The primary objective of the Brain Metastasis Research Group lead by Dr. Zoltán Szállási, guest professor at the 2nd Department of Pathology is the better understanding of the genetic background of brain metastases, their genomic analysis and the establishment of a tissue archive. The first results of the team, made up of researchers from various departments, have recently been published in the scientific journal Neuro-Oncology. Dr. Judit Moldvay, senior author of the paper and leader of the clinical division of the team said that the analysis of sample brain tissues from lung cancer patients revealed certain characteristics that could point to the evolution of the disease.
The recently published study discusses the analysis of sample brain tissues obtained from the surgical removal of cerebral metastases of lung cancer patients. The paper focuses on the expression of the proteins PD-L1/PD-1, which are researched worldwide for their predictive properties in immunotherapy.
“These proteins are significant building blocks of the immune system, they can be detected in tumours, moreover, their presence in tumour cells and lymphocytes seems to be related to the reaction to immunotherapy.”, said Dr. Judit Moldvay, chief physician of the Department of Tumourbiology at the Hungarian Korányi Institute of Pulmonology and former assistant professor of Semmelweis University’s Department of Pulmonology.
The results suggest that patients, whose brain metastases show certain histological properties (eg. mononuclear rings around the metastasis), will have better chances of survival after brain surgery. A higher number of lymphoid cells in the metastasised tumour also showed a better tendency for survival, which was not influenced significantly by steroid administration and chemotherapy.

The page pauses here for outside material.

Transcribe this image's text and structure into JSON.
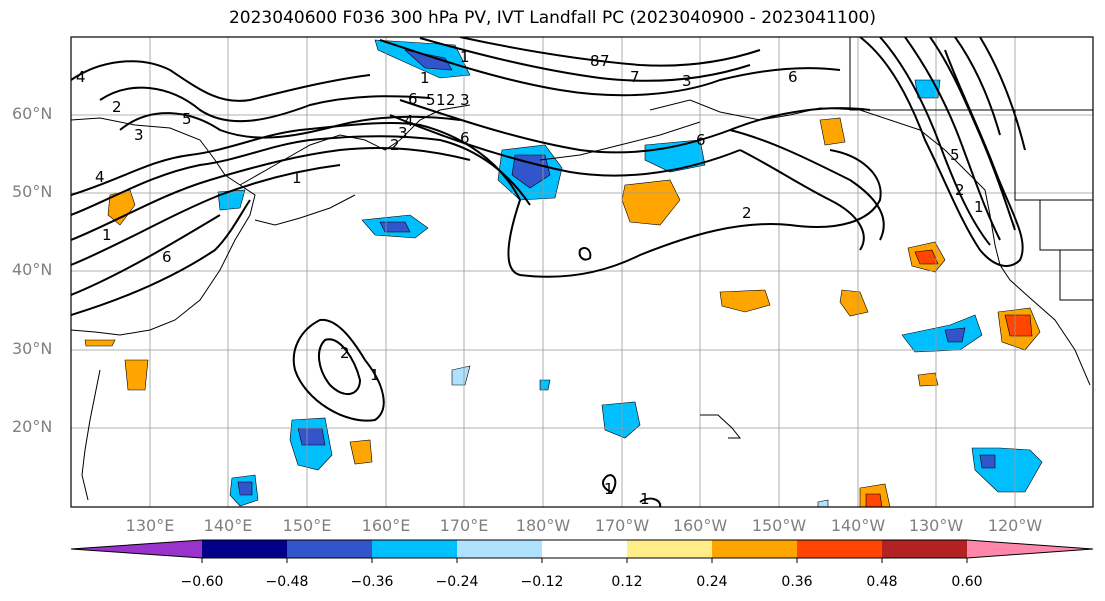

The results may be used in clinical practice in the future. For instance if a cancer tissue is found without these favourable properties, the tumour is supposedly of an aggressive type, therefore the patient needs closer monitoring.
The head of the research group is Dr. Zoltán Szállási, a researcher at Harvard Medical School in Boston, who came to lead the team on the invitation of Dr. József Tímár, Director of the 2nd Department of Pathology. He wanted to create a team that could improve the diagnostics and therapy of brain metastases of various tumours with the help of basic research. This requires the close cooperation of specialists from different areas, therefore clinicians, pathologists, molecular biologists and surgeons work together on the project.
Dr. Lilla Reiniger, senior lecturer at the 1st Department of Pathology and Cancer Research is a neuropathologist who is assisted by her PhD student, Dr. Vanda Téglási. Dr. Laura Vízkeleti, research fellow at the 2nd Department of Pathology is a molecular biologist and Dr. Attila Bagó, chief neurosurgeon at the National Institute of Clinical Neurosciences provides the project with samples. Dr. Judit Moldvay is a pulmonologist-oncologist assisted by her PhD student, Dr. Katalin Fábián. Statistical analysis and evaluation is carried out by Orsolya Pipek, doctoral student at Eötvös Loránd University.
The research is based on an extensive tissue database which consists of frozen tissue samples from primary lung tumours and cerebral metastases. This archive provides a basis for the comparative molecular genetic analysis of the primary tumour and its metastasis in the brain. The team have already stared the process of genetic sequencing which will lead to the better understanding of the complex molecular mechanisms of cerebral metastatisation and the role of the immune system in metastatisation in the brain. All this could lead to a better selection of patients and a more efficient therapy of lung cancer.
Part of the tissue archive is located at the Korányi Institute where primary tumour samples are collected by Dr. Attila Vágvölgyi, thoracic surgeon and Dr. János Fillinger, pathologist. The tissue database containing the samples from cerebral metastases is located at the National Institute of Clinical Neurosciences. All together 350 primary and 150 metastatised samples have been collected in two years.
“Unfortunately, the reason behind the extensive study of lung cancer with metastatisation to the brain is the alarming statistics. Globally, the occurrence and the mortality rate of lung cancer in males are the highest in Hungary.”, Dr. Judit Moldvay said.
In nearly half of the patients metastatisation to the brain occurs, which is the leading cause of death in case of malign tumours. Therapies are less efficient because the genetics of cerebral metastases and the change in their evolution from the primary tumour are barely known. The research group aim to explore this area and help patients by the further improvement and application of the tissue banks.